The Parasympathetic Nervous System (PNS) is mostly concerned with restoring and relaxation, food processing and creating energy reserves. It helps us let go after threat and releases our muscle tension. Opposite to SNS it lowers heart rate and blood pressure, in addition to aiding our digestion. When we activate our PNS our breath naturally slows down and deepens.
In life and on the yoga mat the importance of knowing about these systems is of great importance.
A yoga class should typically start with activating the SNS, to increase the vitality, stimulate and awaken and cleanse the body and mind. Throughout the class the SNS continues to be stimulated and then towards the last third of the class the focus will be on activating the PNS and calming down the body and mind. Without moving into the state of PNS it will be challenging to calm down properly and be prepared for savasana. However, in a Yin class, or other restorative classes, we spend more time in the PNS, as calming down is one of the goals with these kind of classes.
‘When we spend too much time in one state we loose the capacity to stimulate the other.’

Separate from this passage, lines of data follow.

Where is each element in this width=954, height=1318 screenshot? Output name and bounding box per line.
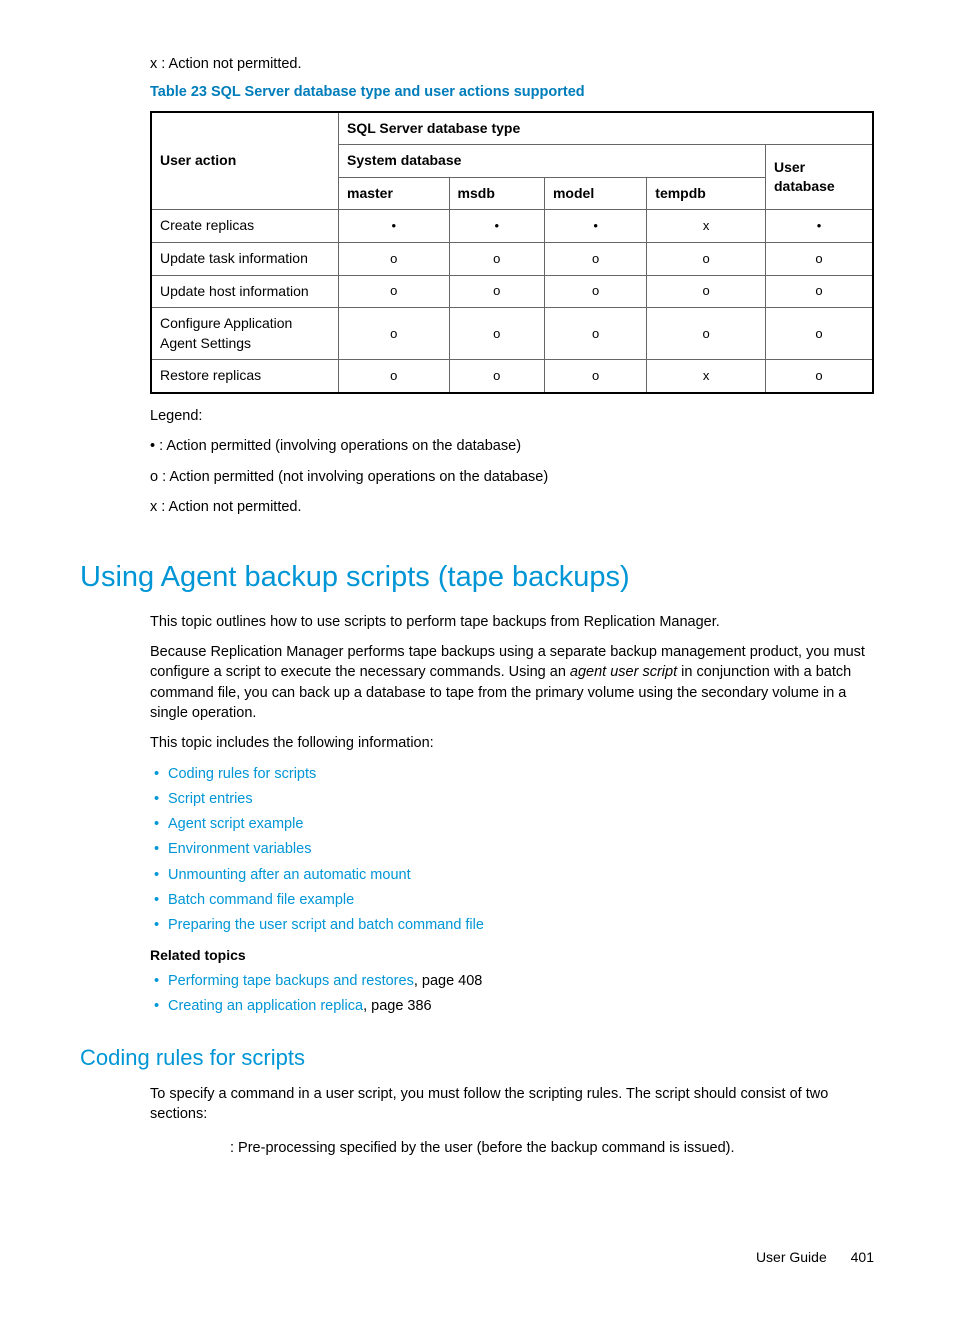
legend-line: o : Action permitted (not involving oper…	[150, 467, 874, 487]
cell: o	[449, 275, 544, 308]
list-item: Script entries	[172, 789, 874, 809]
pre-processing-note: : Pre-processing specified by the user (…	[230, 1138, 874, 1158]
cell: o	[339, 242, 450, 275]
th-tempdb: tempdb	[647, 177, 766, 210]
legend-line: • : Action permitted (involving operatio…	[150, 436, 874, 456]
legend-title: Legend:	[150, 406, 874, 426]
list-item: Preparing the user script and batch comm…	[172, 915, 874, 935]
row-action: Update task information	[151, 242, 339, 275]
row-action: Restore replicas	[151, 360, 339, 393]
cell: o	[766, 360, 874, 393]
link-unmounting[interactable]: Unmounting after an automatic mount	[168, 867, 411, 883]
sql-server-db-table: User action SQL Server database type Sys…	[150, 111, 874, 394]
link-batch-example[interactable]: Batch command file example	[168, 892, 354, 908]
link-script-entries[interactable]: Script entries	[168, 791, 253, 807]
cell: •	[449, 210, 544, 243]
footer-label: User Guide	[756, 1249, 827, 1265]
link-agent-example[interactable]: Agent script example	[168, 816, 303, 832]
list-item: Batch command file example	[172, 890, 874, 910]
cell: o	[647, 242, 766, 275]
table-row: Configure Application Agent Settings o o…	[151, 308, 873, 360]
table-row: Create replicas • • • x •	[151, 210, 873, 243]
link-tape-backups[interactable]: Performing tape backups and restores	[168, 973, 414, 989]
cell: o	[647, 308, 766, 360]
cell: o	[766, 308, 874, 360]
cell: o	[647, 275, 766, 308]
row-action: Configure Application Agent Settings	[151, 308, 339, 360]
th-user-db: User database	[766, 145, 874, 210]
paragraph: Because Replication Manager performs tap…	[150, 642, 874, 723]
table-caption: Table 23 SQL Server database type and us…	[150, 82, 874, 102]
cell: o	[449, 242, 544, 275]
cell: o	[449, 308, 544, 360]
related-link-list: Performing tape backups and restores, pa…	[150, 971, 874, 1017]
th-model: model	[544, 177, 646, 210]
th-msdb: msdb	[449, 177, 544, 210]
row-action: Create replicas	[151, 210, 339, 243]
cell: o	[544, 242, 646, 275]
page-ref: , page 408	[414, 973, 483, 989]
paragraph: To specify a command in a user script, y…	[150, 1084, 874, 1125]
th-master: master	[339, 177, 450, 210]
section-heading-agent-backup: Using Agent backup scripts (tape backups…	[80, 557, 874, 598]
action-not-permitted-note: x : Action not permitted.	[150, 54, 874, 74]
link-coding-rules[interactable]: Coding rules for scripts	[168, 766, 316, 782]
cell: •	[339, 210, 450, 243]
cell: o	[766, 275, 874, 308]
italic-term: agent user script	[570, 664, 677, 680]
th-user-action: User action	[151, 112, 339, 210]
cell: o	[544, 360, 646, 393]
paragraph: This topic includes the following inform…	[150, 733, 874, 753]
paragraph: This topic outlines how to use scripts t…	[150, 612, 874, 632]
link-preparing[interactable]: Preparing the user script and batch comm…	[168, 917, 484, 933]
cell: o	[339, 308, 450, 360]
link-env-vars[interactable]: Environment variables	[168, 841, 311, 857]
list-item: Agent script example	[172, 814, 874, 834]
list-item: Creating an application replica, page 38…	[172, 996, 874, 1016]
legend: Legend: • : Action permitted (involving …	[150, 406, 874, 517]
cell: o	[339, 360, 450, 393]
cell: o	[339, 275, 450, 308]
list-item: Environment variables	[172, 839, 874, 859]
page-ref: , page 386	[363, 998, 432, 1014]
list-item: Coding rules for scripts	[172, 764, 874, 784]
table-row: Update task information o o o o o	[151, 242, 873, 275]
legend-line: x : Action not permitted.	[150, 497, 874, 517]
topic-link-list: Coding rules for scripts Script entries …	[150, 764, 874, 936]
cell: •	[766, 210, 874, 243]
page-footer: User Guide 401	[80, 1248, 874, 1268]
cell: •	[544, 210, 646, 243]
th-sql-type: SQL Server database type	[339, 112, 874, 145]
cell: x	[647, 210, 766, 243]
subsection-heading-coding-rules: Coding rules for scripts	[80, 1043, 874, 1074]
cell: o	[544, 308, 646, 360]
th-system-db: System database	[339, 145, 766, 178]
link-app-replica[interactable]: Creating an application replica	[168, 998, 363, 1014]
page-number: 401	[851, 1249, 874, 1265]
cell: o	[449, 360, 544, 393]
table-row: Update host information o o o o o	[151, 275, 873, 308]
table-row: Restore replicas o o o x o	[151, 360, 873, 393]
cell: o	[766, 242, 874, 275]
cell: x	[647, 360, 766, 393]
row-action: Update host information	[151, 275, 339, 308]
list-item: Performing tape backups and restores, pa…	[172, 971, 874, 991]
list-item: Unmounting after an automatic mount	[172, 865, 874, 885]
cell: o	[544, 275, 646, 308]
related-topics-heading: Related topics	[150, 946, 874, 966]
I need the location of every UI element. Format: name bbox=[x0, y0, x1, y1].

So we need to stimulate both of these systems. People love to do things that they love to do. Said another way, when you feel in balance you will tend to keep doing things that keep you in balance. However, when you are out of balance, you will tend to continue to do things that keep you out of balance. Active people love to do active yoga. Calmer people (a nice way of saying less active people) love to do calming yoga. Don't always practice what you love; practice what you need. Active people need more slow paced, restoring yoga classes more than anyone else. And the other way around too, very calm - lethargic people probably need to do more active practices to get energy and activate their SNS.
However, if we think about how most people live their lives these days, under huge pressure, stressed out, burn outs, lifestyle diseases piling up.... After finishing work straight to the gym to have a run or to do a hectic aerobic class, or an upbeat vinyasa flow class. This is firing up under the already activated arousing state of SNS, many are basically living in a state on SNS continually. In yoga we do work on activating both of the systems, however our goal should maybe be to mainly focus on the PNS? As it is a fact that most people are not too calm, but rather the other way around, in the need to slow down, reconnect with themselves, find inner peace and stillness.
So, ask yourself, are you living in the Sympathetic Nervous System or the Parasympathetic Nervous System most of the time, and what can you do, which activities can you do to balance your Nervous System, to balance your life?